Because this particular slum hides criminals and impedes an environmental restoration project, the Ghanese government has targeted it, evicting refugees but offering no relocation plan or compensation. But a local gang leader has stepped up to organize the residents, Dutta-Gupta says, seeming genuinely interested in their welfare despite being much better off. When a fire almost destroyed the settlement, the gang leader organized ad-hoc roadway construction so that water-carrying trucks could get to burning houses. “When a lot of people gave up on the political process he said, ‘We should stand up. We can’t give up,’” Dutta-Gupta recounts.

Both he and Juravich interned for the Center for Housing Rights and Evictions (COHRE), which operates in the field and at the organizational and legislative levels. By researching and monitoring evictions COHRE responds to crises and rights violations through legal action, petitions, and NGO and church coalitions, pressuring governments to recognize victims.

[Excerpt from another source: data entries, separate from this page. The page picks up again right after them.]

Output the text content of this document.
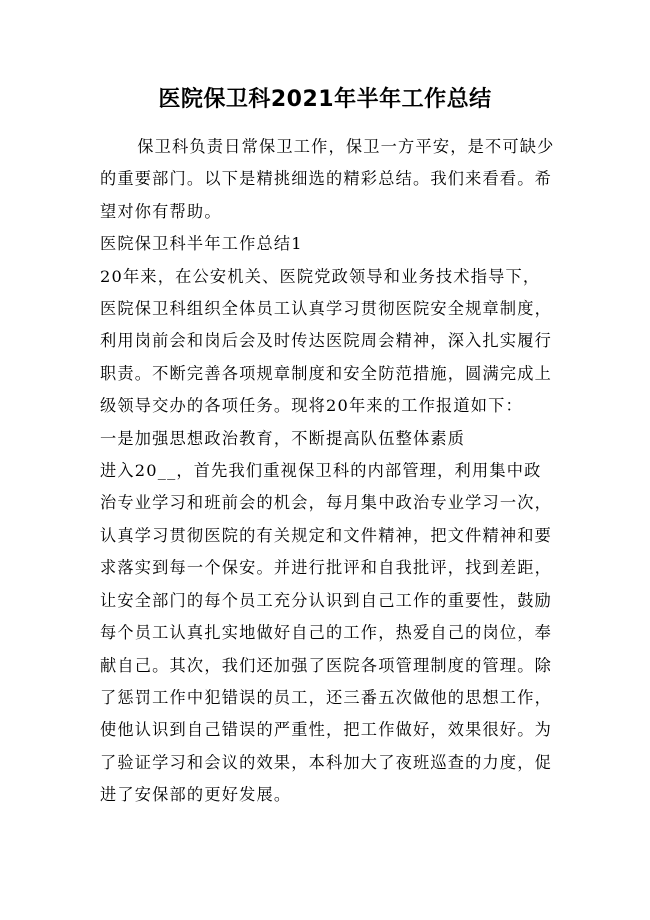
医院保卫科2021年半年工作总结

保卫科负责日常保卫工作，保卫一方平安，是不可缺少的重要部门。以下是精挑细选的精彩总结。我们来看看。希望对你有帮助。

医院保卫科半年工作总结1

20年来，在公安机关、医院党政领导和业务技术指导下，医院保卫科组织全体员工认真学习贯彻医院安全规章制度，利用岗前会和岗后会及时传达医院周会精神，深入扎实履行职责。不断完善各项规章制度和安全防范措施，圆满完成上级领导交办的各项任务。现将20年来的工作报道如下：

一是加强思想政治教育，不断提高队伍整体素质

进入20__，首先我们重视保卫科的内部管理，利用集中政治专业学习和班前会的机会，每月集中政治专业学习一次，认真学习贯彻医院的有关规定和文件精神，把文件精神和要求落实到每一个保安。并进行批评和自我批评，找到差距，让安全部门的每个员工充分认识到自己工作的重要性，鼓励每个员工认真扎实地做好自己的工作，热爱自己的岗位，奉献自己。其次，我们还加强了医院各项管理制度的管理。除了惩罚工作中犯错误的员工，还三番五次做他的思想工作，使他认识到自己错误的严重性，把工作做好，效果很好。为了验证学习和会议的效果，本科加大了夜班巡查的力度，促进了安保部的更好发展。
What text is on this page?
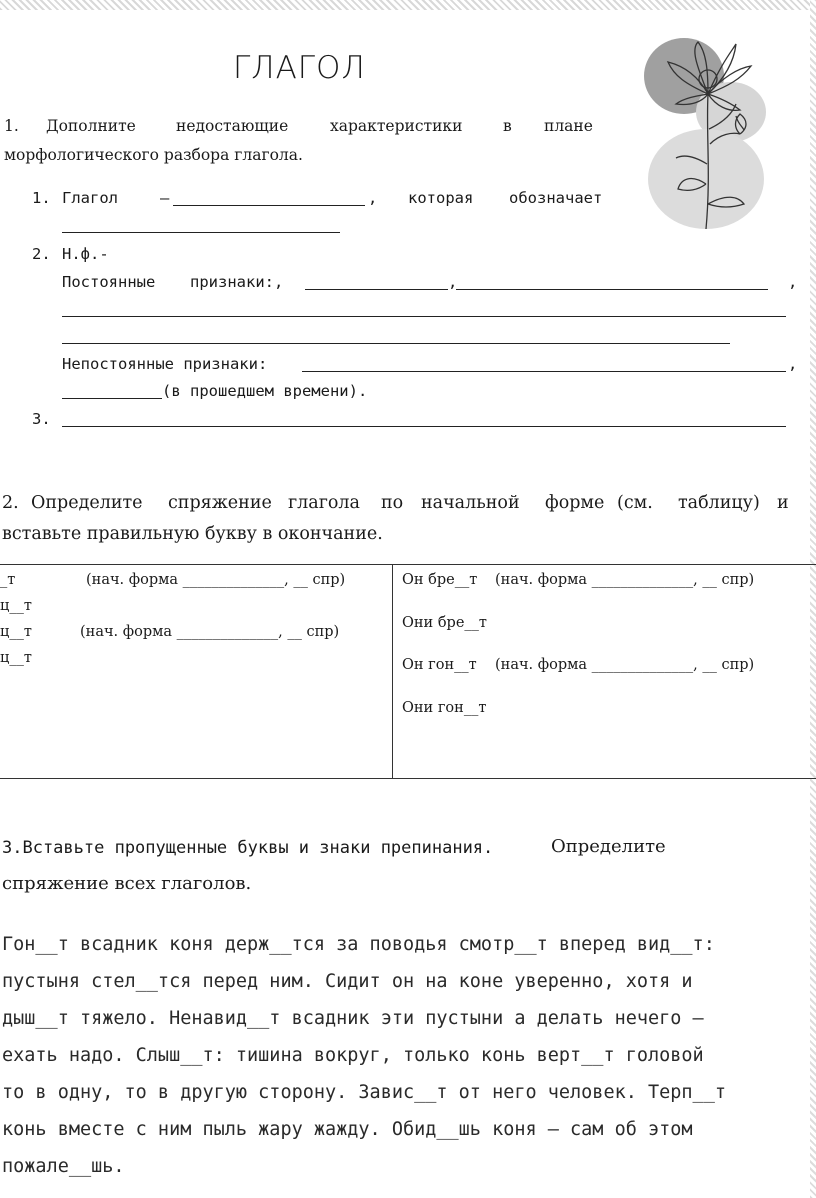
ГЛАГОЛ
1. Дополните	недостающие	характеристики	в плане
морфологического разбора глагола.
1. Глагол	–	, которая обозначает
2. Н.ф.-
Постоянные признаки:,	,	,
Непостоянные признаки:	,
(в прошедшем времени).
3.
2. Определите спряжение глагола по начальной форме (см. таблицу) и
вставьте правильную букву в окончание.
_т	(нач. форма ______________, __ спр)
ц__т
ц__т	(нач. форма ______________, __ спр)
ц__т
Он бре__т (нач. форма ______________, __ спр)
Они бре__т
Он гон__т (нач. форма ______________, __ спр)
Они гон__т
3.Вставьте пропущенные буквы и знаки препинания.	Определите
спряжение всех глаголов.
Гон__т всадник коня держ__тся за поводья смотр__т вперед вид__т:
пустыня стел__тся перед ним. Сидит он на коне уверенно, хотя и
дыш__т тяжело. Ненавид__т всадник эти пустыни а делать нечего –
ехать надо. Слыш__т: тишина вокруг, только конь верт__т головой
то в одну, то в другую сторону. Завис__т от него человек. Терп__т
конь вместе с ним пыль жару жажду. Обид__шь коня – сам об этом
пожале__шь.
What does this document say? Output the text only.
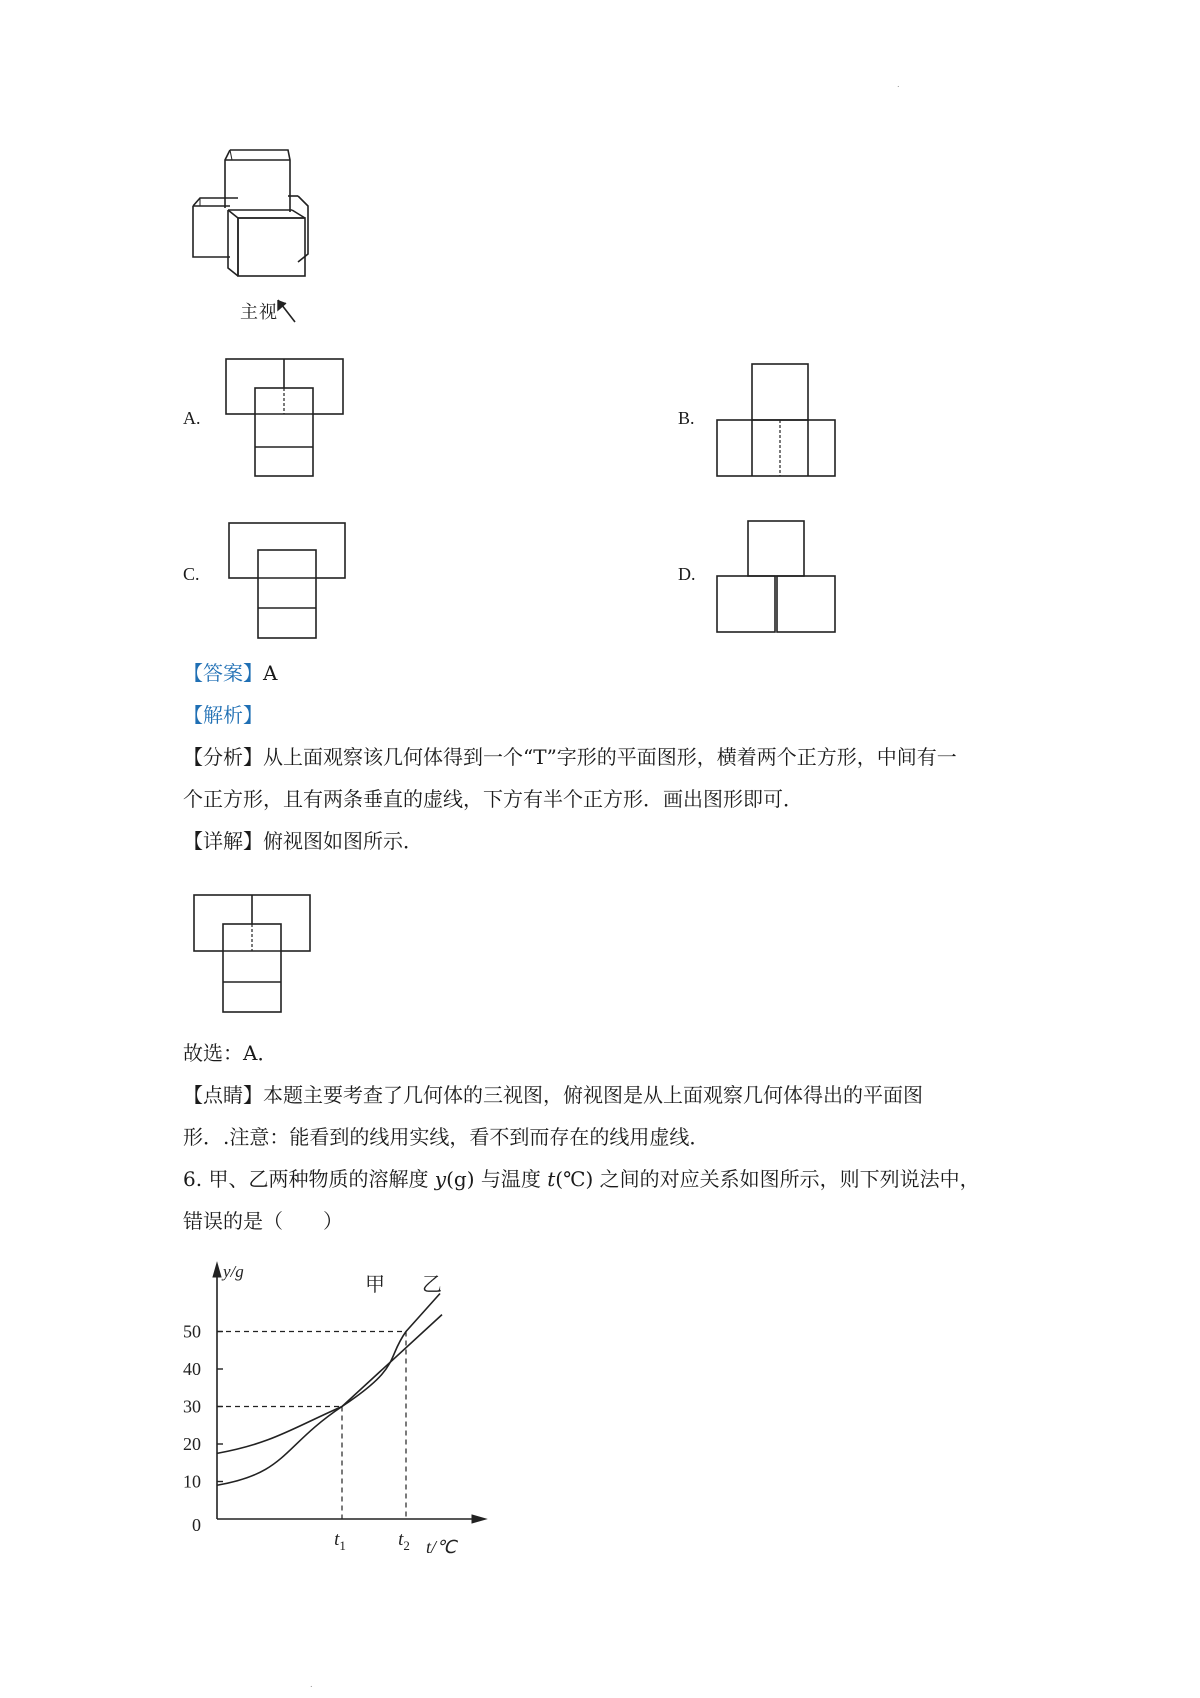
.
.
主视
A.	B.
C.	D.
【答案】A
【解析】
【分析】从上面观察该几何体得到一个“T”字形的平面图形，横着两个正方形，中间有一
个正方形，且有两条垂直的虚线，下方有半个正方形．画出图形即可．
【详解】俯视图如图所示．
故选：A．
【点睛】本题主要考查了几何体的三视图，俯视图是从上面观察几何体得出的平面图
形．.注意：能看到的线用实线，看不到而存在的线用虚线．
6. 甲、乙两种物质的溶解度 y(g) 与温度 t(℃) 之间的对应关系如图所示，则下列说法中，
错误的是（　　）
0
10
20
30
40
50
$t_1$	$t_2$
甲 乙
y/g
t/℃
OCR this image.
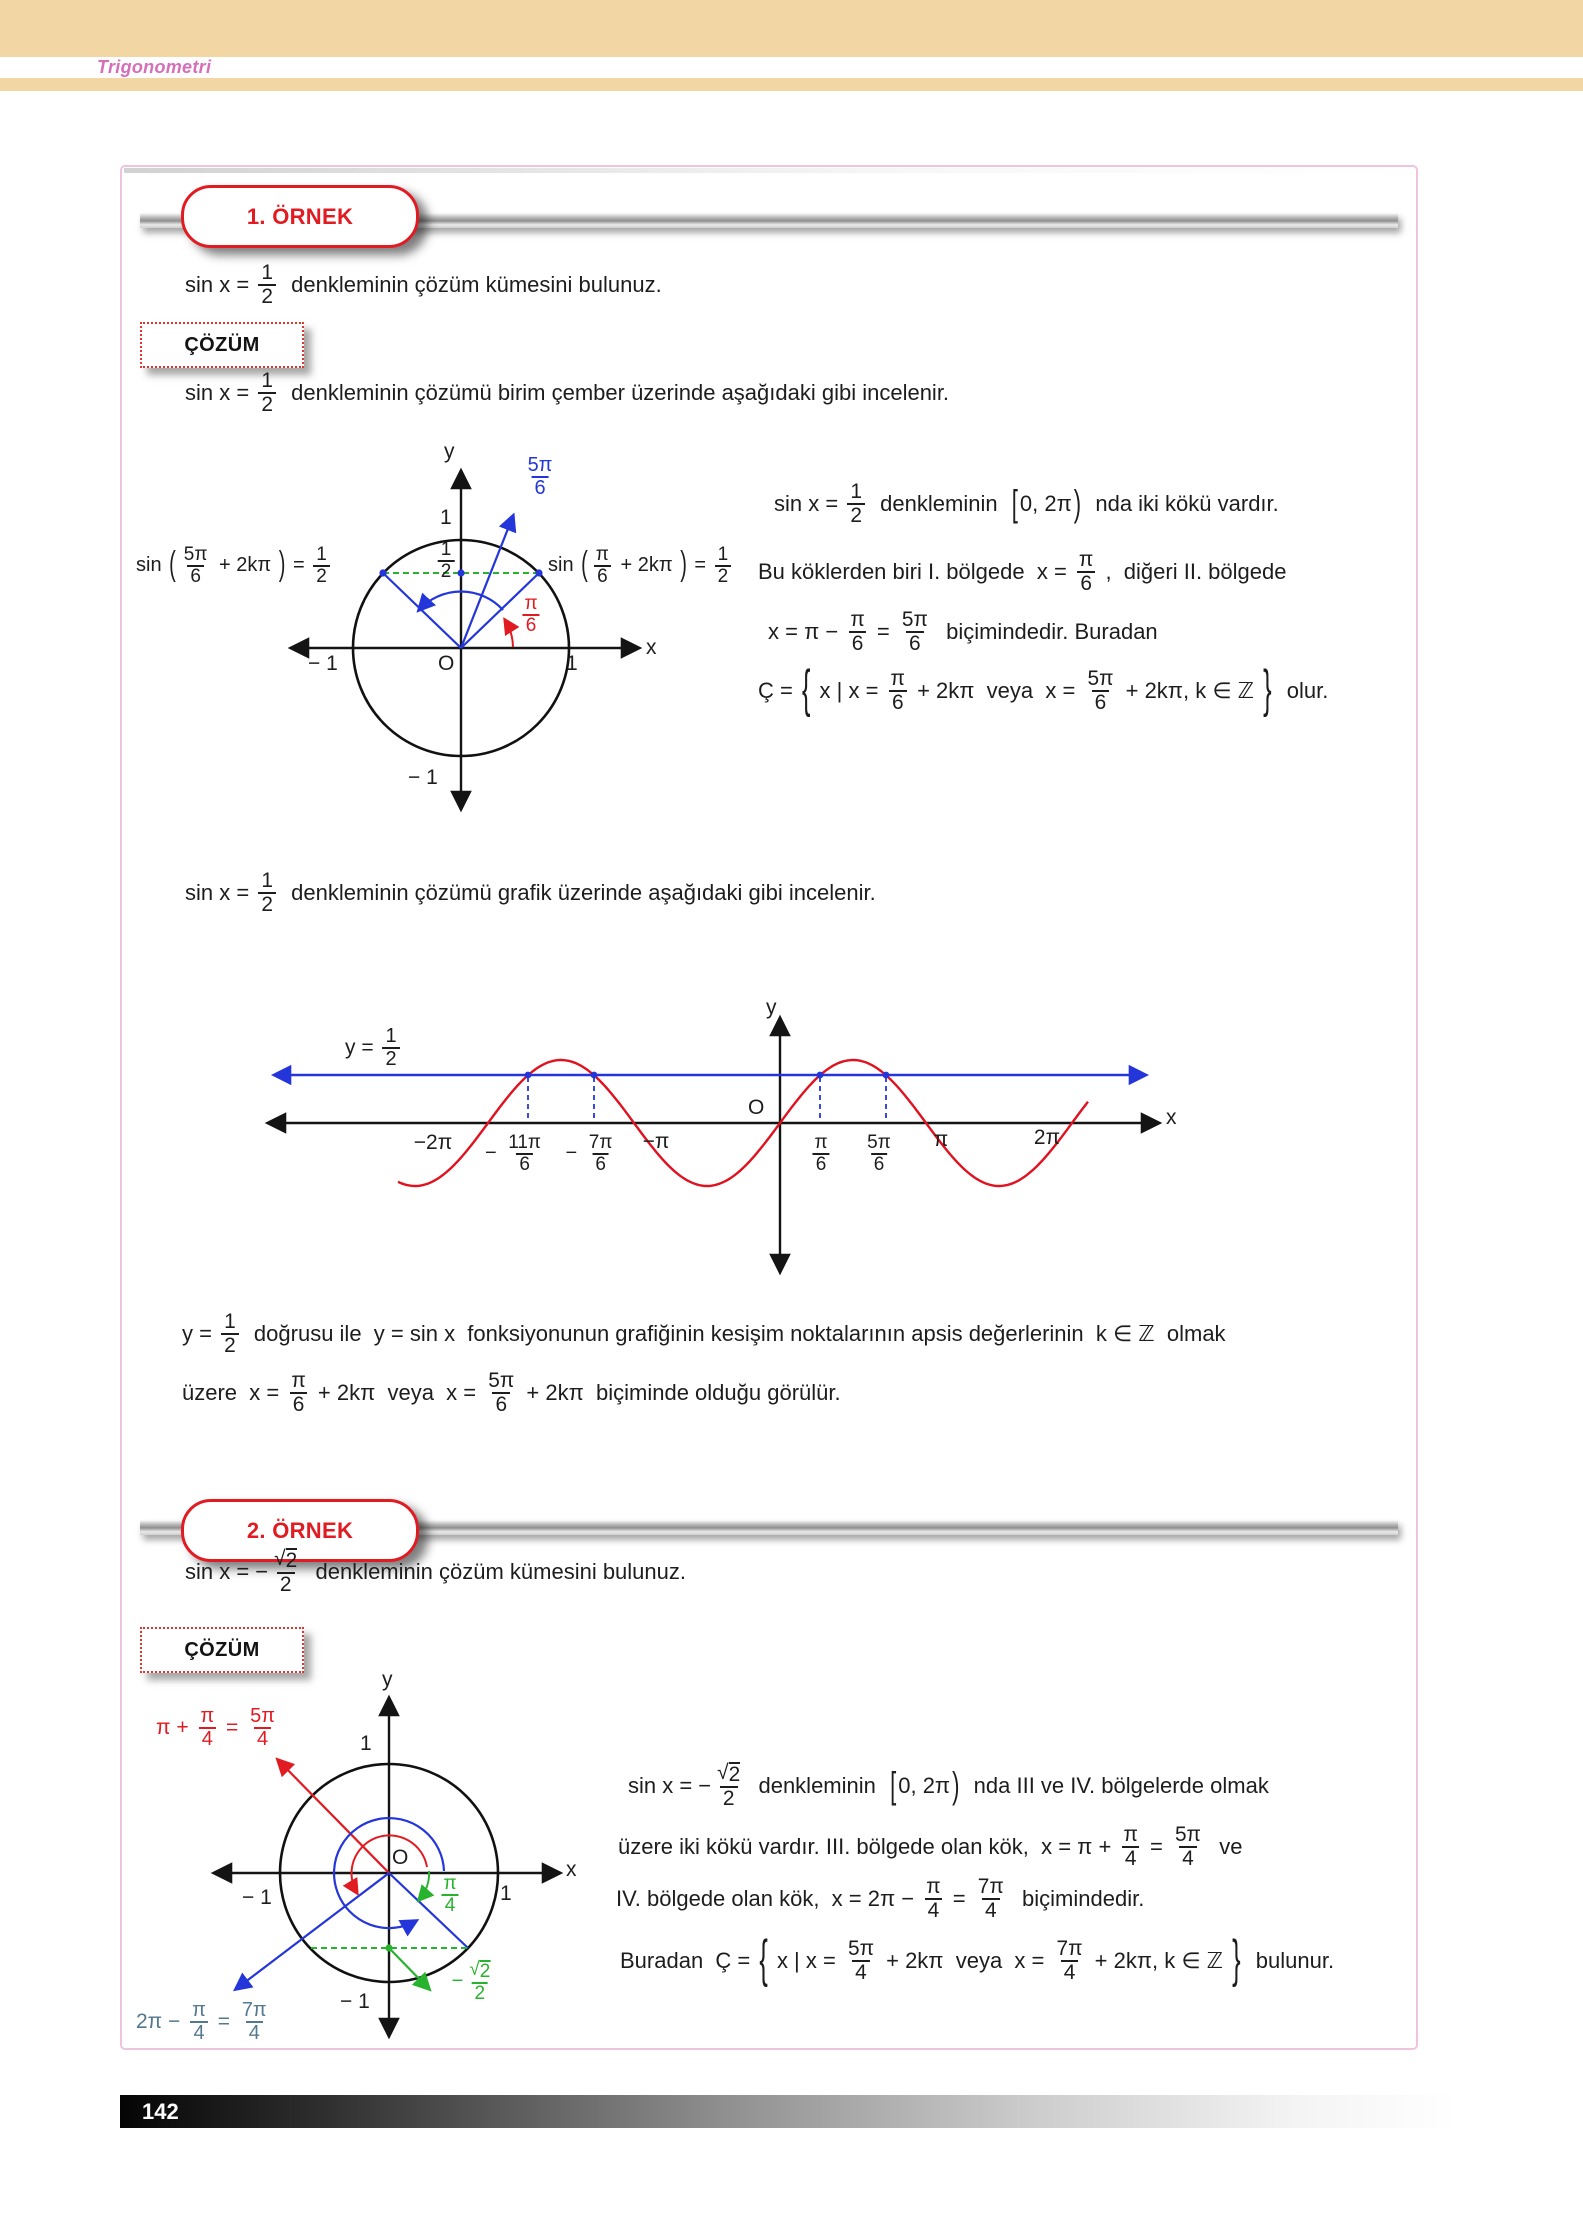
Trigonometri
1. ÖRNEK
$\sin x = \frac{1}{2}$ denkleminin çözüm kümesini bulunuz.
ÇÖZÜM
$\sin x = \frac{1}{2}$ denkleminin çözümü birim çember üzerinde aşağıdaki gibi incelenir.
y
x
1
1
− 1
− 1
O
$\frac{1}{2}$
$\frac{5\pi}{6}$
$\frac{\pi}{6}$
sin ( $\frac{5\pi}{6} + 2k\pi$ ) = $\frac{1}{2}$	sin ( $\frac{\pi}{6} + 2k\pi$ ) = $\frac{1}{2}$
$\sin x = \frac{1}{2}$ denkleminin [ 0, 2π ) nda iki kökü vardır.
Bu köklerden biri I. bölgede  $x = \frac{\pi}{6}$ ,  diğeri II. bölgede
$x = \pi - \frac{\pi}{6} = \frac{5\pi}{6}$ biçimindedir. Buradan
Ç = { x | $x = \frac{\pi}{6} + 2k\pi$  veya  $x = \frac{5\pi}{6} + 2k\pi$, k ∈ ℤ } olur.
$\sin x = \frac{1}{2}$ denkleminin çözümü grafik üzerinde aşağıdaki gibi incelenir.
$y = \frac{1}{2}$
y
x
O
$-2\pi - \frac{11\pi}{6} - \frac{7\pi}{6} -\pi$	$\frac{\pi}{6} \frac{5\pi}{6}$ π	2π
$y = \frac{1}{2}$ doğrusu ile  y = sin x  fonksiyonunun grafiğinin kesişim noktalarının apsis değerlerinin  k ∈ ℤ  olmak
üzere  $x = \frac{\pi}{6} + 2k\pi$  veya  $x = \frac{5\pi}{6} + 2k\pi$  biçiminde olduğu görülür.
2. ÖRNEK
sin x = − $\frac{√ 2}{2}$ denkleminin çözüm kümesini bulunuz.
ÇÖZÜM
y
x
1
1
− 1
− 1
O
$\pi + \frac{\pi}{4} = \frac{5\pi}{4}$
$2\pi - \frac{\pi}{4} = \frac{7\pi}{4}$
$\frac{\pi}{4}$
− $\frac{√ 2}{2}$
sin x = − $\frac{√ 2}{2}$ denkleminin [ 0, 2π ) nda III ve IV. bölgelerde olmak
üzere iki kökü vardır. III. bölgede olan kök,  $x = \pi + \frac{\pi}{4} = \frac{5\pi}{4}$ ve
IV. bölgede olan kök,  $x = 2\pi - \frac{\pi}{4} = \frac{7\pi}{4}$ biçimindedir.
Buradan  Ç = { x | $x = \frac{5\pi}{4} + 2k\pi$  veya  $x = \frac{7\pi}{4} + 2k\pi$, k ∈ ℤ } bulunur.
142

Despite some encouraging moments, they were both frustrated with how difficult it was to make progress. Government officials, uninterested in exposing their own countries’ rights violations, often would guard information on laws or not show up to work. When Dutta-Gupta tried to secure a copy of the Ghanese National Shelter Act, he says, “They would ask, ‘Why would you want a copy?’ and say, ‘I’ll just tell you what it is.’ I didn’t have any bargaining power. Maybe it was just a cultural difference. It was hard to make policy suggestions without knowing what the policy was.” Even human-rights allies were at times difficult to work with, he says, showing no clear sense of urgency.

Still, they saw some positive signs. South Africa’s 1996 “transformative” constitution—which promotes a system of equality and flexibly reinterprets common law, as opposed to the U.S. Constitution’s focus on individual liberties and limited government—impressed Juravich, who says he hopes to help out there again. Human-rights efforts in general interest him as a future career.

Dutta-Gupta, who received a Harry S. Truman Scholarship to intern in Washington, DC, next year—he hopes with USAID’s Africa bureau or a Defense peacekeeping office—marveled at the fact that uneducated, impoverished people who had never lived in a just society were aware of their own inherent dignity. “The people know they have rights and could articulate their sense of injustice: ‘Why is the government doing this to us?’” he says. “They were just hopeful. ‘This is a democracy, so they should listen to us.’ Hopefully one day it will be better.”—S.I.A.